For the data migration, you'll then use either COPY INTO or Data Factory to ingest the data into Fabric Warehouse.

The Microsoft Fabric CAT team has provided a set of PowerShell scripts to handle the extraction, creation, and deployment of schema (DDL) and database code (DML) via a SQL Database Project. For a walkthrough of using the SQL Database project with our helpful PowerShell scripts, see microsoft/fabric-migration on GitHub.com.

For more information on SQL Database Projects, see Getting started with the SQL Database Projects extension and Build and Publish a project.

Migration of data with CETAS

The T-SQL CREATE EXTERNAL TABLE AS SELECT (CETAS) command provides the most cost effective and optimal method to extract data from Synapse dedicated SQL pools to Azure Data Lake Storage (ADLS) Gen2.

What CETAS can do:

  • Extract data into ADLS.
    • This option requires users to create the schema (DDL) on Fabric Warehouse before ingesting the data. Consider the options in this article to migrate schema (DDL).

The advantages of this option are:

  • Only a single query per table is submitted against the source Synapse dedicated SQL pool. This won't use up all the concurrency slots, and so won't block concurrent customer production ETL/queries.
  • Scaling to DWU6000 isn't required, as only a single concurrency slot is used for each table, so customers can use lower DWUs.
  • The extract is run in parallel across all the compute nodes, and this is the key to the improvement of performance.

Use CETAS to extract the data to ADLS as Parquet files. Parquet files provide the advantage of efficient data storage with columnar compression that will take less bandwidth to move across the network. Furthermore, since Fabric stored the data as Delta parquet format, data ingestion will be 2.5x faster compared to text file format, since there's no conversion to the Delta format overhead during ingestion.

To increase CETAS throughput:

  • Add parallel CETAS operations, increasing the use of concurrency slots but allowing more throughput.
  • Scale the DWU on Synapse dedicated SQL pool.

Migration via dbt

In this section, we discuss dbt option for those customers who are already using dbt in their current Synapse dedicated SQL pool environment.

What dbt can do:

  • Convert the schema (DDL) to Fabric Warehouse syntax.
  • Create the schema (DDL) on Fabric Warehouse.
  • Convert database code (DML) to Fabric syntax.

The dbt framework generates DDL and DML (SQL scripts) on the fly with each execution. With model files expressed in SELECT statements, the DDL/DML can be translated instantly to any target platform by changing the profile (connection string) and the adapter type.

The dbt framework is code-first approach. The data must be migrated by using options listed in this document, such as CETAS or COPY/Data Factory.

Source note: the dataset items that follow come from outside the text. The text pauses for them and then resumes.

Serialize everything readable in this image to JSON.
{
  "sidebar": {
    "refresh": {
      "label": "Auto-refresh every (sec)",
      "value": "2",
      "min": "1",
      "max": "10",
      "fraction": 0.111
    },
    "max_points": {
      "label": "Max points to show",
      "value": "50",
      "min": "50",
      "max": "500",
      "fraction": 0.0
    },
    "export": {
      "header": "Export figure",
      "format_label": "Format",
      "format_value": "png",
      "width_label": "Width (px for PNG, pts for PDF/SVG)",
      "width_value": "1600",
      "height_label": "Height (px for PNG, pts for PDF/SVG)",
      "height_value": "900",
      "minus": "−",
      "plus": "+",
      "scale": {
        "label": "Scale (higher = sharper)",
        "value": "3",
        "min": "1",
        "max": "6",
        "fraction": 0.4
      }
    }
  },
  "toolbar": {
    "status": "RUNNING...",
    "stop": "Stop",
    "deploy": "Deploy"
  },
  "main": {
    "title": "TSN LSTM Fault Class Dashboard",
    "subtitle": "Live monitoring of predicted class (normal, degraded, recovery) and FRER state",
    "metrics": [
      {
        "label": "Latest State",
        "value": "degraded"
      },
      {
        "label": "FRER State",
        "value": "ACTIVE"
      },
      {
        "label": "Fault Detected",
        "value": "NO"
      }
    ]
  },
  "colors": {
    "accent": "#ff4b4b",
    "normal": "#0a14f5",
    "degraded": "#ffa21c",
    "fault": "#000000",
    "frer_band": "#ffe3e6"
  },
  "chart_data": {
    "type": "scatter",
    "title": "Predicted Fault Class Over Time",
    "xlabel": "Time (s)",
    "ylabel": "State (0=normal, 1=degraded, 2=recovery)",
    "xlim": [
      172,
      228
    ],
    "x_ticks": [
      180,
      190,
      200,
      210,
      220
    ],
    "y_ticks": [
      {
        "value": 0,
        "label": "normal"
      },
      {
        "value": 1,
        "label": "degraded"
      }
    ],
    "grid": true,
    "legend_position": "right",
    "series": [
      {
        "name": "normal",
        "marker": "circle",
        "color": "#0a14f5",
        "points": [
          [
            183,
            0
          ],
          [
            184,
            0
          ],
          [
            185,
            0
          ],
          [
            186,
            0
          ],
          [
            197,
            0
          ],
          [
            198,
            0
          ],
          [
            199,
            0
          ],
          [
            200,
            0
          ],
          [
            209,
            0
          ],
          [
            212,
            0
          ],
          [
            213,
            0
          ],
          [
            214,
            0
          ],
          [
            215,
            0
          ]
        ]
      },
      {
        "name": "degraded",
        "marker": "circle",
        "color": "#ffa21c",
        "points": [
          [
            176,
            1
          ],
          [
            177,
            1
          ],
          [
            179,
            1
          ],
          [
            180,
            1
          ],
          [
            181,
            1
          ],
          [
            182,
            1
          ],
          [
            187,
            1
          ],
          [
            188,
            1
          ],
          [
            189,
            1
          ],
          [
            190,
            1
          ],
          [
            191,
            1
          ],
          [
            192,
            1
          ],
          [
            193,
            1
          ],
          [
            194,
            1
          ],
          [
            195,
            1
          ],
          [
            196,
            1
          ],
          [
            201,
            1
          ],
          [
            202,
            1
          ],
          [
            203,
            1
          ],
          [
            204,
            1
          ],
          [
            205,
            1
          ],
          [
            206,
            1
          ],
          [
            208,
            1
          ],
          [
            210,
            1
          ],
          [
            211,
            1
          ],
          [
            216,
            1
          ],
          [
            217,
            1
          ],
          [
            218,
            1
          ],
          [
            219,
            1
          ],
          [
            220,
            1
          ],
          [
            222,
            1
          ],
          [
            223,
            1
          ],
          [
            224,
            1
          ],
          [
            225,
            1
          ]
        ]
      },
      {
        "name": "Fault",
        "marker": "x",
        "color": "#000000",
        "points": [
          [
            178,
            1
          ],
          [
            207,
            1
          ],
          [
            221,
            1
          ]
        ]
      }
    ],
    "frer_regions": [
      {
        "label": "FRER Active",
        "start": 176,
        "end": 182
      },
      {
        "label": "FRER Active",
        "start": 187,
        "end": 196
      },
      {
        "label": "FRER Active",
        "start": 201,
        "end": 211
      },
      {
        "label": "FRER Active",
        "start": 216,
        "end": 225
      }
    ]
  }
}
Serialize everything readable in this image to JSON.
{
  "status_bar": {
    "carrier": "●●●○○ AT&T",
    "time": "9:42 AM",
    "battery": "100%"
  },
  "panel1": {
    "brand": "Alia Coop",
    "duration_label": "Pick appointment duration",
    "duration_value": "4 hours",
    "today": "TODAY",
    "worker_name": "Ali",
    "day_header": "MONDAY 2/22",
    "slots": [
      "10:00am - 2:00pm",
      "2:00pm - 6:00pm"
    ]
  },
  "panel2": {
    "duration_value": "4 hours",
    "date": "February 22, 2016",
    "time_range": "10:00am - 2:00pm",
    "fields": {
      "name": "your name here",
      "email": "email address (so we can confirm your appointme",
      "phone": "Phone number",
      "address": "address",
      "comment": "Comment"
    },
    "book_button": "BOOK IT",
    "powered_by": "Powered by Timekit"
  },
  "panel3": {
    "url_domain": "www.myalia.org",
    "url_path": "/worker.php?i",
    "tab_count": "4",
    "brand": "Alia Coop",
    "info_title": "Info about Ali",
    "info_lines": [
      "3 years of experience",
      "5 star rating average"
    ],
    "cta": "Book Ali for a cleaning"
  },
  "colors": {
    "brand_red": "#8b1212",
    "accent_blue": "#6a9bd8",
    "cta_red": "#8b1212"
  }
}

The dbt adapter for Microsoft Fabric Data Warehouse allows the existing dbt projects that were targeting different platforms such as Synapse dedicated SQL pools, Snowflake, Databricks, Google Big Query, or Amazon Redshift to be migrated to a Fabric Warehouse with a simple configuration change.

To get started with a dbt project targeting Fabric Warehouse, see Tutorial: Set up dbt for Fabric Data Warehouse. This document also lists an option to move between different warehouses/platforms.

Data Ingestion into Fabric Warehouse

For ingestion into Fabric Warehouse, use COPY INTO or Fabric Data Factory, depending on your preference. Both methods are the recommended and best performing options, as they have equivalent performance throughput, given the prerequisite that the files are already extracted to Azure Data Lake Storage (ADLS) Gen2.

Several factors to note so that you can design your process for maximum performance:

  • With Fabric, there isn't any resource contention when loading multiple tables from ADLS to Fabric Warehouse concurrently. As a result, there's no performance degradation when loading parallel threads. The maximum ingestion throughput will only be limited by the compute power of your Fabric capacity.
  • Fabric workload management provides separation of resources allocated for load and query. There's no resource contention while queries and data loading executed at the same time.